With prior authorization problems coming to a head, it is likely payers and providers across the country will be tapping the same technology as MCC and Regence to improve the process. But for others to see the same results, Taylor advised greater collaboration among payers, providers, and their technology vendors.

“One opportunity is to ensure that your electronic health record is highly involved with the development that goes on in building a solution because, in a way, you are at the mercy of what they put in their APIs and make available,” Taylor said.

The other lesson Taylor learned from being the first to implement this type of electronic process is that “data today isn't always built for the logic tomorrow.”

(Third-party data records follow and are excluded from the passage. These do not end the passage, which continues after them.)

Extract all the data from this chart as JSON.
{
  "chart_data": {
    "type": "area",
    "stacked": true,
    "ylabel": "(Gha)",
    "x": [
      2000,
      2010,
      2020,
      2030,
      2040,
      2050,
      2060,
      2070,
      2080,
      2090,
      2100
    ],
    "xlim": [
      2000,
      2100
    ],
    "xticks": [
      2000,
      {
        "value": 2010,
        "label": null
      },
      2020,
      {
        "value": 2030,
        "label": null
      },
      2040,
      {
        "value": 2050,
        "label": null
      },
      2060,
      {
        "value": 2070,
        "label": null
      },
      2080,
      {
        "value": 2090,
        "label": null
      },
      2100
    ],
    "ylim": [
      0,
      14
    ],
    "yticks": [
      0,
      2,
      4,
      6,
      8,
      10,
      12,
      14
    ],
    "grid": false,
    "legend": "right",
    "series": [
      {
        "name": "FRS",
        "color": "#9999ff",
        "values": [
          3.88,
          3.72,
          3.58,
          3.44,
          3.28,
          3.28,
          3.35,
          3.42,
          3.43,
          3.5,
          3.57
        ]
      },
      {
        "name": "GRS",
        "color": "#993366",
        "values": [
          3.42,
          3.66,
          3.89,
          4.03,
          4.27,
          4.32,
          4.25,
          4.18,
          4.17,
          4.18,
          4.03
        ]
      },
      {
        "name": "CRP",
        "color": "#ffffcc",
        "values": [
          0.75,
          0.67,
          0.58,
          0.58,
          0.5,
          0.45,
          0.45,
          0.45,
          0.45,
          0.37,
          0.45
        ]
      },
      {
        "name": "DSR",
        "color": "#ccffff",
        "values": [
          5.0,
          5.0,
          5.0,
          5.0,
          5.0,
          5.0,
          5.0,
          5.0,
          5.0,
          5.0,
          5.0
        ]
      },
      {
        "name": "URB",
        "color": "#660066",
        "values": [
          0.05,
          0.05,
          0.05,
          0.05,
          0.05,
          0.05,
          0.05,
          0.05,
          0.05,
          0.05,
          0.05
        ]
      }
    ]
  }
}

“As medicine becomes more complex, so will our capabilities to have more flexibility in how data is presented and how it's plumbed between each other. In the data world, we call this the payload but in real life, this is the stuff people are entering into the electronic medical record. It's your name, it's your birthday. Sometimes, in the standards of the past, that data structure wasn't sophisticated enough to make these complicated conversations. So, because it's been built on past standards, that doesn't mean it can be in the new standards instantly.”

Getting all stakeholders on the same page will take time, especially as new data standards emerge. However, the future is bright for FHIR-based prior authorizations.

“It’s a common utility upon which the American healthcare system can innovate and deliver features and capabilities that help us get better care outcomes and stop spending so much money moving data back and forth in all these different ways,” Anderson stated.